One action by targets sure to enrage the toxic perpetrator is the filing of a grievance with the organization’s Inspector General, Equal Employment Opportunity Office, Labor Management, Employee Relations, Ombudsman, or other employee support program. Filing a grievance can be very effective in providing a distraction, if done in great detail and not as a haphazard reaction to abuse. To prepare for filing a grievance, targets should document all behavior with as many details as possible – When and where did the engagement(s) occur? What was the content? Who was present? What was the impact? Using objective criteria, how did the engagements counteract organizational vision, mission, core values, and individual and team morale and performance? The purpose of this documentation is to demonstrate an irrefutable pattern of counterproductive and disrespectful behavior. Targets should file the grievance when they have a strong, objective argument, not simply consisting of emotional reactions.

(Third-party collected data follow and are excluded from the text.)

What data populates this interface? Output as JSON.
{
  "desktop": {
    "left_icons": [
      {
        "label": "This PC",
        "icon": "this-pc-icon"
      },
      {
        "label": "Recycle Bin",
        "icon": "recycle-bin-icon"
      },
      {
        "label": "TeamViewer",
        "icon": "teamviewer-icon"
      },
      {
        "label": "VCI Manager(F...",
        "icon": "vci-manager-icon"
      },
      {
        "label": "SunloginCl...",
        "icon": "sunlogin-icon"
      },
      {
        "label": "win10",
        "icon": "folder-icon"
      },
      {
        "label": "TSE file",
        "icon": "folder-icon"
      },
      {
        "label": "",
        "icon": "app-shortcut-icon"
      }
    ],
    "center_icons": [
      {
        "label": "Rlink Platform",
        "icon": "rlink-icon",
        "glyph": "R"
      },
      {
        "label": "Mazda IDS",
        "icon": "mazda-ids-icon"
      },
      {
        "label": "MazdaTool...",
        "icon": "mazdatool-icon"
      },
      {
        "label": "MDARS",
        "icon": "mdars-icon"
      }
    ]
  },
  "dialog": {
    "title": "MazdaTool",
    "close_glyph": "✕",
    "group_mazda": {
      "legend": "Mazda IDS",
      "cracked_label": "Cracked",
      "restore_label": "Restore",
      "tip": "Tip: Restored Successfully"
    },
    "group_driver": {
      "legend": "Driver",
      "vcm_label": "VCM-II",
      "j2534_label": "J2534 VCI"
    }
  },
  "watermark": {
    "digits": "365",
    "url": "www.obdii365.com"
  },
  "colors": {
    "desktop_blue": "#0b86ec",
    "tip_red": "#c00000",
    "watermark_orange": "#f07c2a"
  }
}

Targets should realize the grievance represents an existential threat to the toxic perpetrator and his enablers and protectors and therefore, retaliation is possible, even probable, even if not specifically against the complainant (whose identity should not be revealed), against the members of the organization in general. This group of perpetrators and enablers will feed on the grievance like sharks on chum. Following the filing of the grievance, be prepared for the intensity of the toxicity to increase.

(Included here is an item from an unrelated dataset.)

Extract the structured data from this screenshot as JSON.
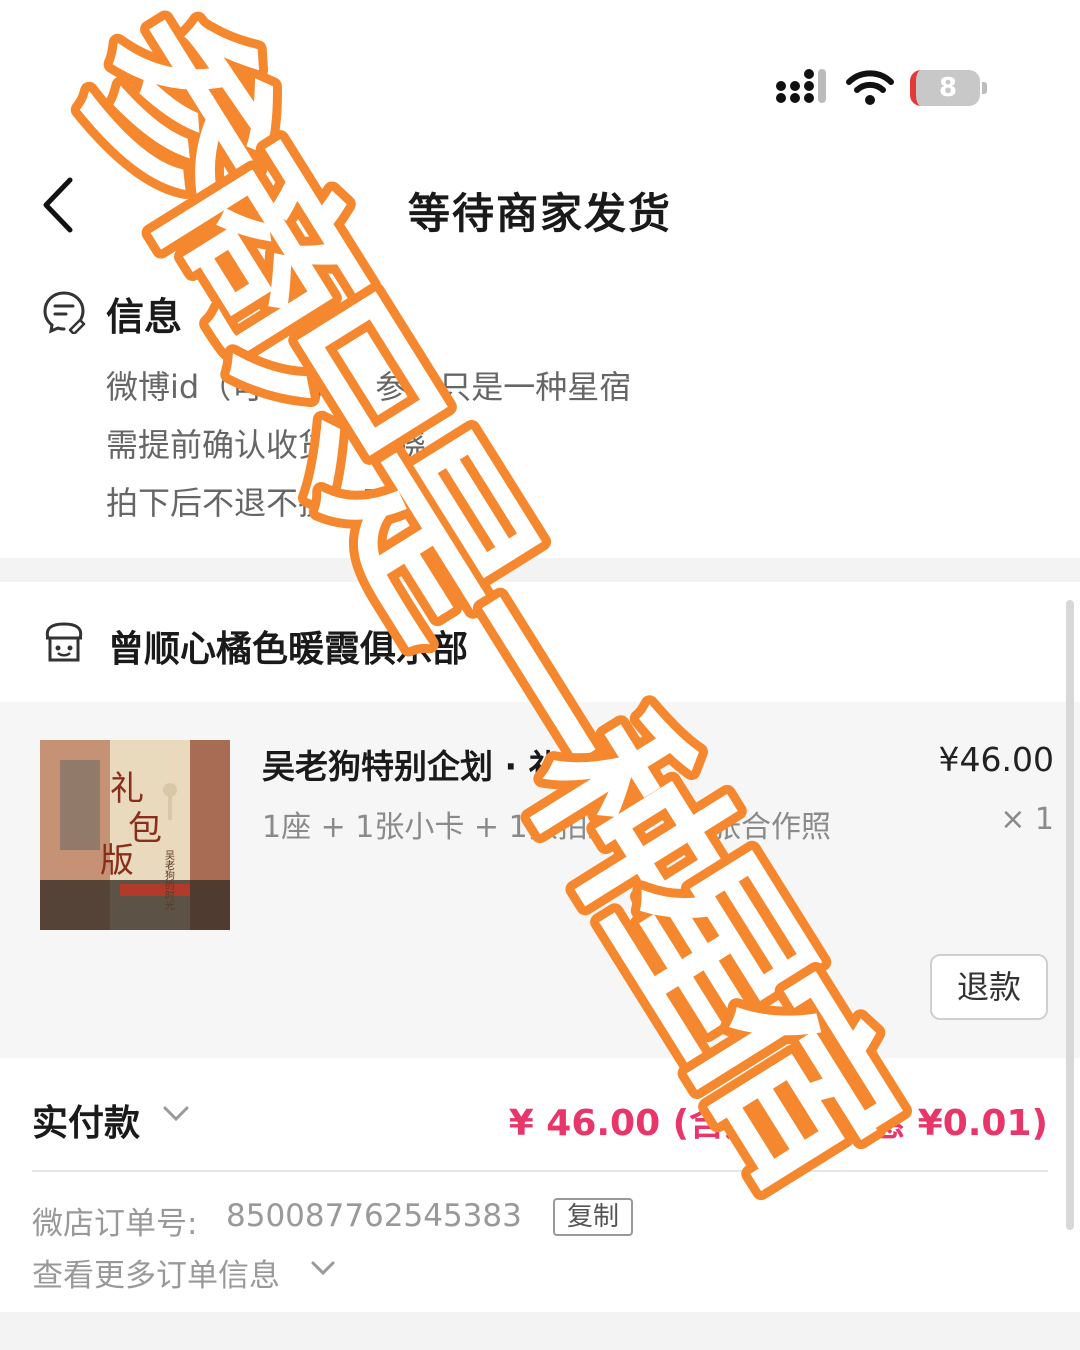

Notice that these recommendations do not include approaching the perpetrator’s supervisor. Should targets go to the toxic perpetrator’s supervisor for relief? Most often, the perpetrator’s supervisor is a toxic enabler or protector, deceived by the perpetrator’s appearance, and who benefits from the toxic behavior. While in many organizations, leaders ask direct reports to present issues to them first in order to “handle it at the lowest level”, the most typical responses are denial, excuse making, and marginalization. Since most toxic perpetrators are experts in managing upward and presenting an accomplished appearance, the supervisor either cannot believe the report of toxic behavior, focuses on the perpetrator’s contribution and accepts the liabilities (the ends justifies the means), or sees the whistleblower as a disgruntled complainer. Also, while there are some supervisors who are sincerely open to addressing toxic behavior, most do not handle it properly, resulting in retaliation against the whistleblower and failing to address the toxic behavior.

That said, it could be beneficial to identify some senior leaders who have influence over both the perpetrator and his enablers and protectors and have the will to require intensive coaching, training, and accountability for behavior change. A target could approach the senior leaders and present the documentation collected for filing a grievance and request assistance. However, experience indicates that unless the target has pure trust in the senior leader to take appropriate action, little resolution will occur since most senior leaders do not want to be bothered. Most often it is best to use the official grievance processes and not to rely on a supervisor or senior leader to bring resolution and change. Trust the experts.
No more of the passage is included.